Altadenahiker, I'm so ready for the zeitgeist to transform our era's current personality. It seems that the news is either a junior high school snark fest -- or a version of some guy standing on the corner wearing a sign that says "The End is Nigh." Bah to all of it.

Petrea, I'm all for redefining CHristmas! Now that I have a child, I'm even more acutely aware of the excess of the holidays. The wrapping paper alone sends me into an eco-crisis. Plus, ever since I saw a documentary on the almost slave-like conditions of manufacturers making toys in Mainland China (talk about the absolute opposite of Santa's workshop) I've wanted something different than the American Christmas as usual. I feel like this economic downturn MIGHT bring about an age of less gross consumption... well, I can dream, anyway.

Mister Earl! Glad you're back. I hope your trip was fun and your pictures are good.

Thanks for all the comments and kind words, everyone. Until tomorrow...

Laurie said...

Oh, and Farmgirl -- these little girls aren't mine. But this little thoughtful beauty is.

Blognote said...

Wise words, Laurie, nd supported by a lovely photo!!

Petrea said...

I do love gift-giving, Laurie, in the right spirit. But sometimes I see in American advertising an ugly materialism that leads me to understand why our enemies hate us. If they're poor, and if that's what they know about us, we must look shallow and gross to them. No one thing (or type of person) defines a society, but when you're desperate it's hard to be rational, and the message of an angry, charismatic leader might get through to you...

Kim said...

What a pleasure to read your blog and your reader's comments on this, Laurie. NPR junkie that I am, I listened to Alistair Cooke's "Letters from America" over many years and you brought back that lovely, and in the end tottering, voice into my head.
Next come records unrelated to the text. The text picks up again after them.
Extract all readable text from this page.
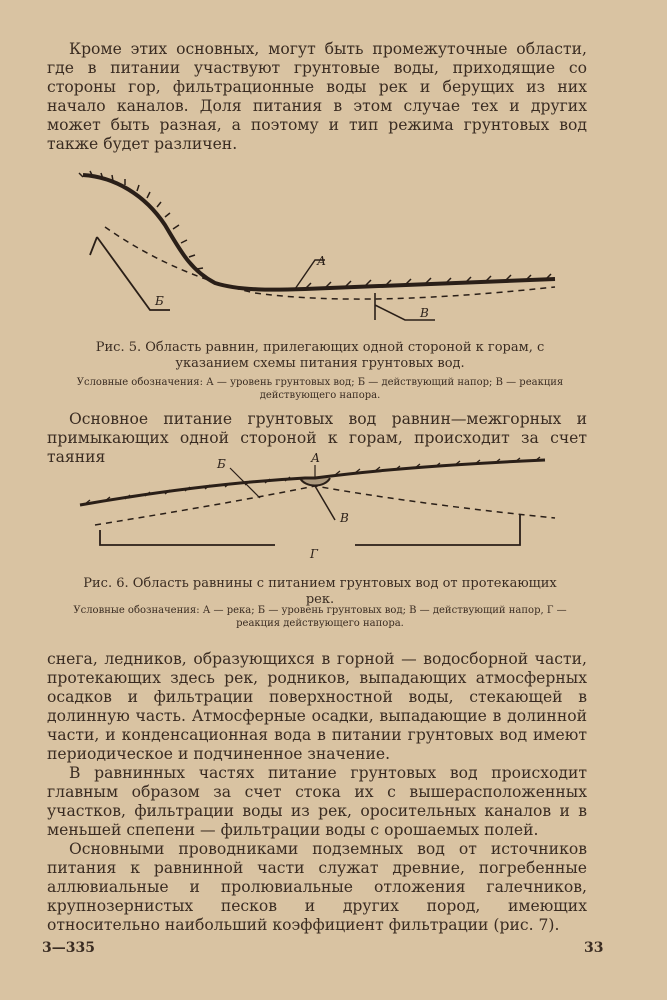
Кроме этих основных, могут быть промежуточные области, где в питании участвуют грунтовые воды, приходящие со стороны гор, фильтрационные воды рек и берущих из них начало каналов. Доля питания в этом случае тех и других может быть разная, а поэтому и тип режима грунтовых вод также будет различен.

А
Б
В

Рис. 5. Область равнин, прилегающих одной стороной к горам, с указанием схемы питания грунтовых вод.

Условные обозначения: А — уровень грунтовых вод; Б — действующий напор; В — реакция действующего напора.

Основное питание грунтовых вод равнин—межгорных и примыкающих одной стороной к горам, происходит за счет таяния	А
Б
В
Г

Рис. 6. Область равнины с питанием грунтовых вод от протекающих рек.

Условные обозначения: А — река; Б — уровень грунтовых вод; В — действующий напор, Г — реакция действующего напора.

снега, ледников, образующихся в горной — водосборной части, протекающих здесь рек, родников, выпадающих атмосферных осадков и фильтрации поверхностной воды, стекающей в долинную часть. Атмосферные осадки, выпадающие в долинной части, и конденсационная вода в питании грунтовых вод имеют периодическое и подчиненное значение.

В равнинных частях питание грунтовых вод происходит главным образом за счет стока их с вышерасположенных участков, фильтрации воды из рек, оросительных каналов и в меньшей спепени — фильтрации воды с орошаемых полей.

Основными проводниками подземных вод от источников питания к равнинной части служат древние, погребенные аллювиальные и пролювиальные отложения галечников, крупнозернистых песков и других пород, имеющих относительно наибольший коэффициент фильтрации (рис. 7).

3—335	33
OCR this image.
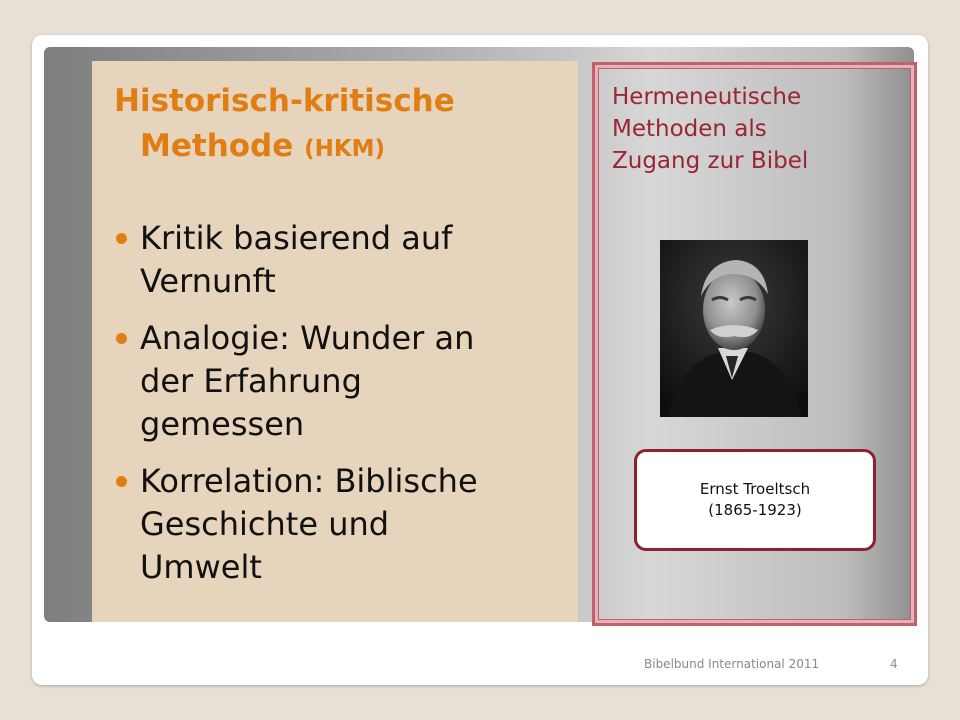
Historisch-kritische
Methode (HKM)
Kritik basierend auf
Vernunft
Analogie: Wunder an
der Erfahrung
gemessen
Korrelation: Biblische
Geschichte und
Umwelt
Hermeneutische
Methoden als
Zugang zur Bibel
Ernst Troeltsch
(1865-1923)
Bibelbund International 2011	4
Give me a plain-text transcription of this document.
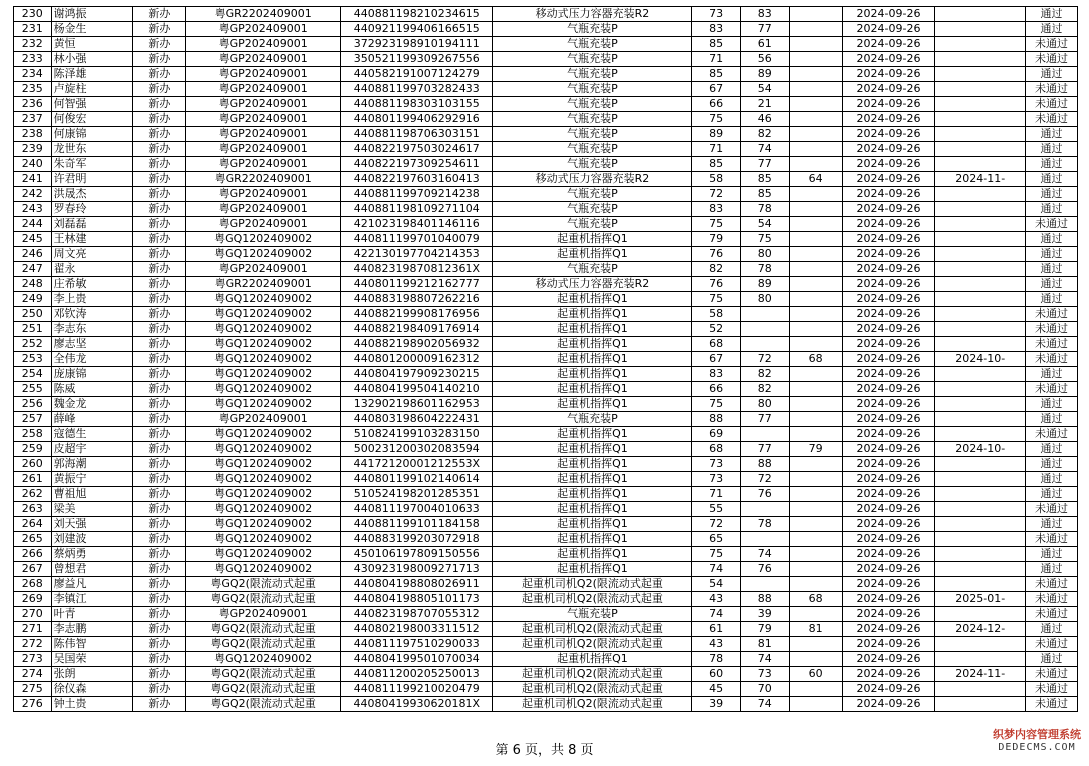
230	谢鸿振	新办	粤GR2202409001	440881198210234615	移动式压力容器充装R2	73	83		2024-09-26		通过
231	杨金生	新办	粤GP202409001	440921199406166515	气瓶充装P	83	77		2024-09-26		通过
232	黄恒	新办	粤GP202409001	372923198910194111	气瓶充装P	85	61		2024-09-26		未通过
233	林小强	新办	粤GP202409001	350521199309267556	气瓶充装P	71	56		2024-09-26		未通过
234	陈泽雄	新办	粤GP202409001	440582191007124279	气瓶充装P	85	89		2024-09-26		通过
235	卢旋柱	新办	粤GP202409001	440881199703282433	气瓶充装P	67	54		2024-09-26		未通过
236	何智强	新办	粤GP202409001	440881198303103155	气瓶充装P	66	21		2024-09-26		未通过
237	何俊宏	新办	粤GP202409001	440801199406292916	气瓶充装P	75	46		2024-09-26		未通过
238	何康锦	新办	粤GP202409001	440881198706303151	气瓶充装P	89	82		2024-09-26		通过
239	龙世东	新办	粤GP202409001	440822197503024617	气瓶充装P	71	74		2024-09-26		通过
240	朱奇军	新办	粤GP202409001	440822197309254611	气瓶充装P	85	77		2024-09-26		通过
241	许君明	新办	粤GR2202409001	440822197603160413	移动式压力容器充装R2	58	85	64	2024-09-26	2024-11-	通过
242	洪晟杰	新办	粤GP202409001	440881199709214238	气瓶充装P	72	85		2024-09-26		通过
243	罗春玲	新办	粤GP202409001	440881198109271104	气瓶充装P	83	78		2024-09-26		通过
244	刘磊磊	新办	粤GP202409001	421023198401146116	气瓶充装P	75	54		2024-09-26		未通过
245	王林建	新办	粤GQ1202409002	440811199701040079	起重机指挥Q1	79	75		2024-09-26		通过
246	周文亮	新办	粤GQ1202409002	422130197704214353	起重机指挥Q1	76	80		2024-09-26		通过
247	翟永	新办	粤GP202409001	44082319870812361X	气瓶充装P	82	78		2024-09-26		通过
248	庄希敏	新办	粤GR2202409001	440801199212162777	移动式压力容器充装R2	76	89		2024-09-26		通过
249	李上贵	新办	粤GQ1202409002	440883198807262216	起重机指挥Q1	75	80		2024-09-26		通过
250	邓钦涛	新办	粤GQ1202409002	440882199908176956	起重机指挥Q1	58			2024-09-26		未通过
251	李志东	新办	粤GQ1202409002	440882198409176914	起重机指挥Q1	52			2024-09-26		未通过
252	廖志坚	新办	粤GQ1202409002	440882198902056932	起重机指挥Q1	68			2024-09-26		未通过
253	全伟龙	新办	粤GQ1202409002	440801200009162312	起重机指挥Q1	67	72	68	2024-09-26	2024-10-	未通过
254	庞康锦	新办	粤GQ1202409002	440804197909230215	起重机指挥Q1	83	82		2024-09-26		通过
255	陈威	新办	粤GQ1202409002	440804199504140210	起重机指挥Q1	66	82		2024-09-26		未通过
256	魏金龙	新办	粤GQ1202409002	132902198601162953	起重机指挥Q1	75	80		2024-09-26		通过
257	薛峰	新办	粤GP202409001	440803198604222431	气瓶充装P	88	77		2024-09-26		通过
258	寇德生	新办	粤GQ1202409002	510824199103283150	起重机指挥Q1	69			2024-09-26		未通过
259	皮超宇	新办	粤GQ1202409002	500231200302083594	起重机指挥Q1	68	77	79	2024-09-26	2024-10-	通过
260	郭海潮	新办	粤GQ1202409002	44172120001212553X	起重机指挥Q1	73	88		2024-09-26		通过
261	黄振宁	新办	粤GQ1202409002	440801199102140614	起重机指挥Q1	73	72		2024-09-26		通过
262	曹祖旭	新办	粤GQ1202409002	510524198201285351	起重机指挥Q1	71	76		2024-09-26		通过
263	梁美	新办	粤GQ1202409002	440811197004010633	起重机指挥Q1	55			2024-09-26		未通过
264	刘天强	新办	粤GQ1202409002	440881199101184158	起重机指挥Q1	72	78		2024-09-26		通过
265	刘建波	新办	粤GQ1202409002	440883199203072918	起重机指挥Q1	65			2024-09-26		未通过
266	蔡炳勇	新办	粤GQ1202409002	450106197809150556	起重机指挥Q1	75	74		2024-09-26		通过
267	曾想君	新办	粤GQ1202409002	430923198009271713	起重机指挥Q1	74	76		2024-09-26		通过
268	廖益凡	新办	粤GQ2(限流动式起重	440804198808026911	起重机司机Q2(限流动式起重	54			2024-09-26		未通过
269	李镇江	新办	粤GQ2(限流动式起重	440804198805101173	起重机司机Q2(限流动式起重	43	88	68	2024-09-26	2025-01-	未通过
270	叶青	新办	粤GP202409001	440823198707055312	气瓶充装P	74	39		2024-09-26		未通过
271	李志鹏	新办	粤GQ2(限流动式起重	440802198003311512	起重机司机Q2(限流动式起重	61	79	81	2024-09-26	2024-12-	通过
272	陈伟智	新办	粤GQ2(限流动式起重	440811197510290033	起重机司机Q2(限流动式起重	43	81		2024-09-26		未通过
273	吴国荣	新办	粤GQ1202409002	440804199501070034	起重机指挥Q1	78	74		2024-09-26		通过
274	张朗	新办	粤GQ2(限流动式起重	440811200205250013	起重机司机Q2(限流动式起重	60	73	60	2024-09-26	2024-11-	未通过
275	徐仪森	新办	粤GQ2(限流动式起重	440811199210020479	起重机司机Q2(限流动式起重	45	70		2024-09-26		未通过
276	钟土贵	新办	粤GQ2(限流动式起重	44080419930620181X	起重机司机Q2(限流动式起重	39	74		2024-09-26		未通过
第 6 页，共 8 页
织梦内容管理系统
DEDECMS.COM
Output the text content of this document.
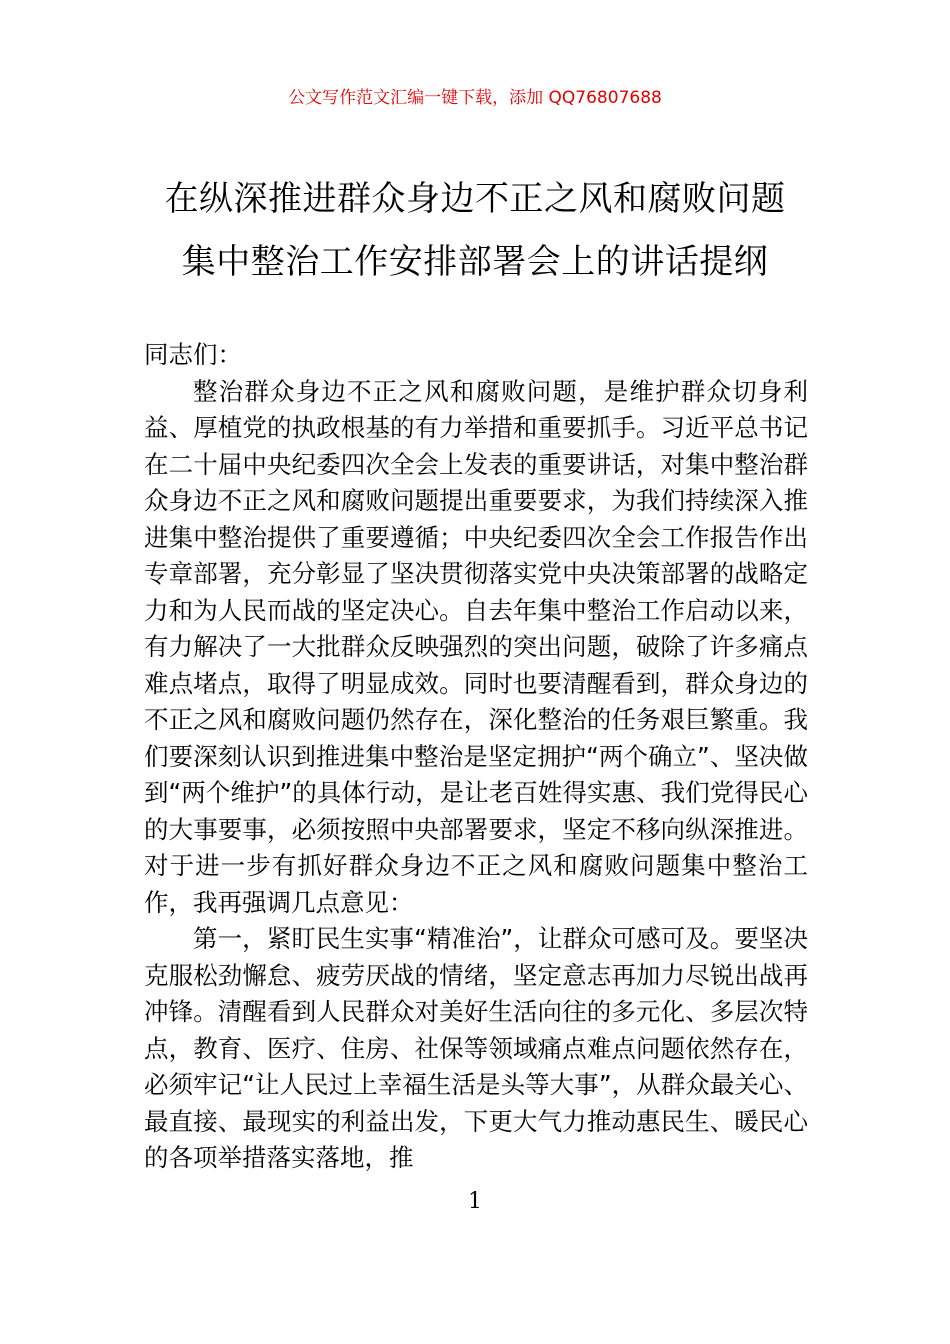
公文写作范文汇编一键下载，添加 QQ76807688
在纵深推进群众身边不正之风和腐败问题
集中整治工作安排部署会上的讲话提纲

同志们：

整治群众身边不正之风和腐败问题，是维护群众切身利益、厚植党的执政根基的有力举措和重要抓手。习近平总书记在二十届中央纪委四次全会上发表的重要讲话，对集中整治群众身边不正之风和腐败问题提出重要要求，为我们持续深入推进集中整治提供了重要遵循；中央纪委四次全会工作报告作出专章部署，充分彰显了坚决贯彻落实党中央决策部署的战略定力和为人民而战的坚定决心。自去年集中整治工作启动以来，有力解决了一大批群众反映强烈的突出问题，破除了许多痛点难点堵点，取得了明显成效。同时也要清醒看到，群众身边的不正之风和腐败问题仍然存在，深化整治的任务艰巨繁重。我们要深刻认识到推进集中整治是坚定拥护“两个确立”、坚决做到“两个维护”的具体行动，是让老百姓得实惠、我们党得民心的大事要事，必须按照中央部署要求，坚定不移向纵深推进。对于进一步有抓好群众身边不正之风和腐败问题集中整治工作，我再强调几点意见：

第一，紧盯民生实事“精准治”，让群众可感可及。要坚决克服松劲懈怠、疲劳厌战的情绪，坚定意志再加力尽锐出战再冲锋。清醒看到人民群众对美好生活向往的多元化、多层次特点，教育、医疗、住房、社保等领域痛点难点问题依然存在，必须牢记“让人民过上幸福生活是头等大事”，从群众最关心、最直接、最现实的利益出发，下更大气力推动惠民生、暖民心的各项举措落实落地，推

1
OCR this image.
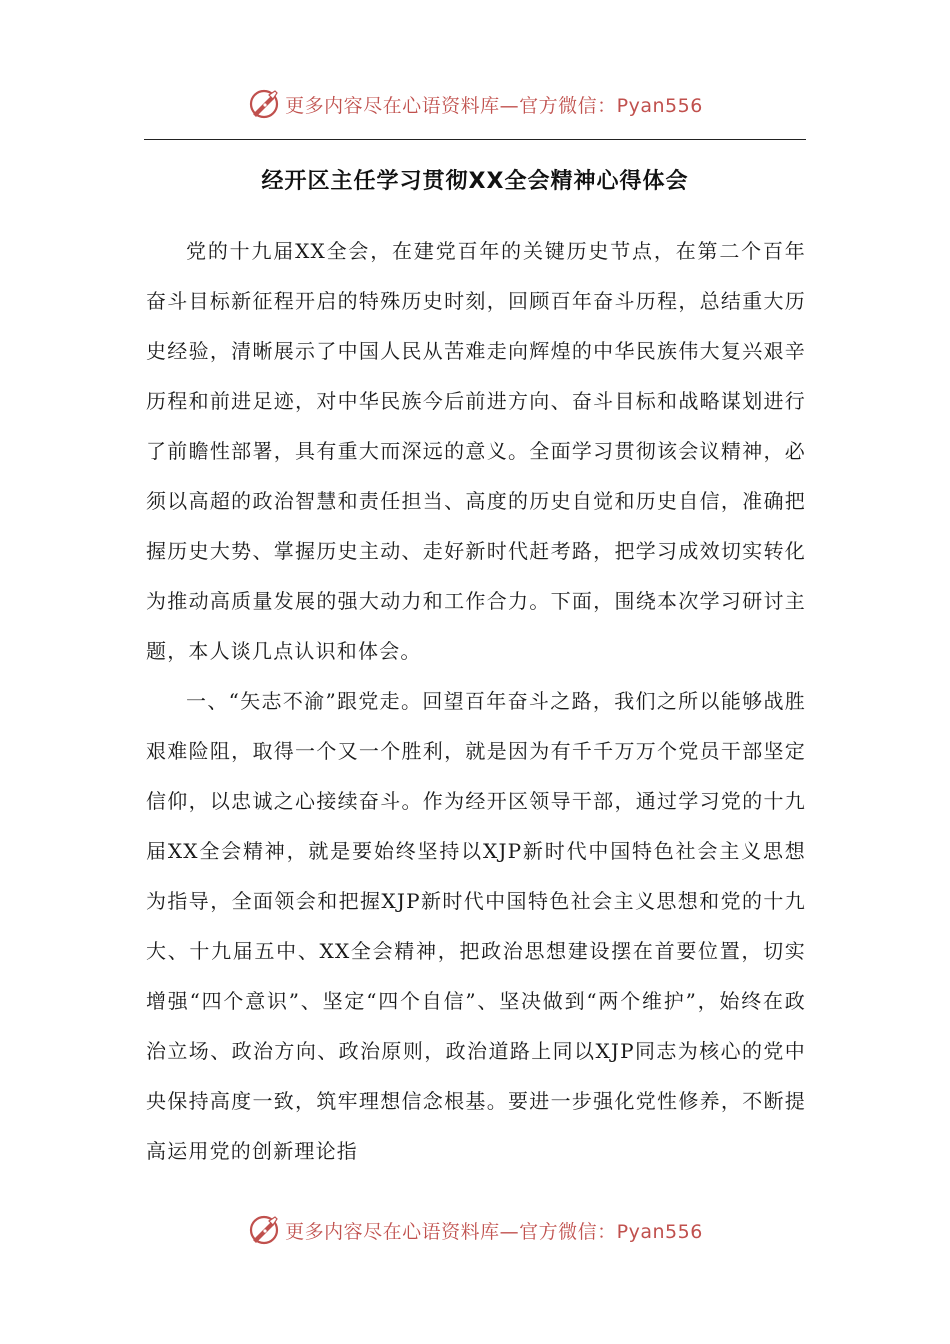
更多内容尽在心语资料库—官方微信：Pyan556
经开区主任学习贯彻XX全会精神心得体会

党的十九届XX全会，在建党百年的关键历史节点，在第二个百年奋斗目标新征程开启的特殊历史时刻，回顾百年奋斗历程，总结重大历史经验，清晰展示了中国人民从苦难走向辉煌的中华民族伟大复兴艰辛历程和前进足迹，对中华民族今后前进方向、奋斗目标和战略谋划进行了前瞻性部署，具有重大而深远的意义。全面学习贯彻该会议精神，必须以高超的政治智慧和责任担当、高度的历史自觉和历史自信，准确把握历史大势、掌握历史主动、走好新时代赶考路，把学习成效切实转化为推动高质量发展的强大动力和工作合力。下面，围绕本次学习研讨主题，本人谈几点认识和体会。

一、“矢志不渝”跟党走。回望百年奋斗之路，我们之所以能够战胜艰难险阻，取得一个又一个胜利，就是因为有千千万万个党员干部坚定信仰，以忠诚之心接续奋斗。作为经开区领导干部，通过学习党的十九届XX全会精神，就是要始终坚持以XJP新时代中国特色社会主义思想为指导，全面领会和把握XJP新时代中国特色社会主义思想和党的十九大、十九届五中、XX全会精神，把政治思想建设摆在首要位置，切实增强“四个意识”、坚定“四个自信”、坚决做到“两个维护”，始终在政治立场、政治方向、政治原则，政治道路上同以XJP同志为核心的党中央保持高度一致，筑牢理想信念根基。要进一步强化党性修养，不断提高运用党的创新理论指

更多内容尽在心语资料库—官方微信：Pyan556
There was a John Prine song folks at McCabe's used to sing a lot during the post-Vietnam generation's "back to the land movement" (leave the system behind and become self sufficient because everything is corrupt and the system is too big to change, so go outside of it and make a new system. . .that wing of that generation's Utopian vision, every generation or two seems to have one):
"Blow up your TV
Throw away your paper
Move to the country
Build you a home
Plant a little garden (have a lot of children)
Eat a lot of peaches
Try and find Jesus on your own"

Wonderful photo and wonderful thoughts. Thanks to you and your thoughtful commentators.
-Kim
Seattle Daily Photo

Dixie Jane said...
This comment has been removed by the author.
Knoxville Girl said...

coming in a bit late on this but -yes, I think we get lost in the weeds with crisis overdose, and forget to just breathe and be in the moment, and accept whatever gift that brings. lovely photo, glorious thought, thanks Laurie (and Mr Cooke)

Halcyon said...

I totally agree with your sentiment! My life is not bad and neither is anyone else's that I know. Yes, some of us are cutting back... but I think America as a whole has gotten a little too consumer-y anyway and a change would do us good. It's not the stuff that really makes you happy anyway, it's family, friends and love.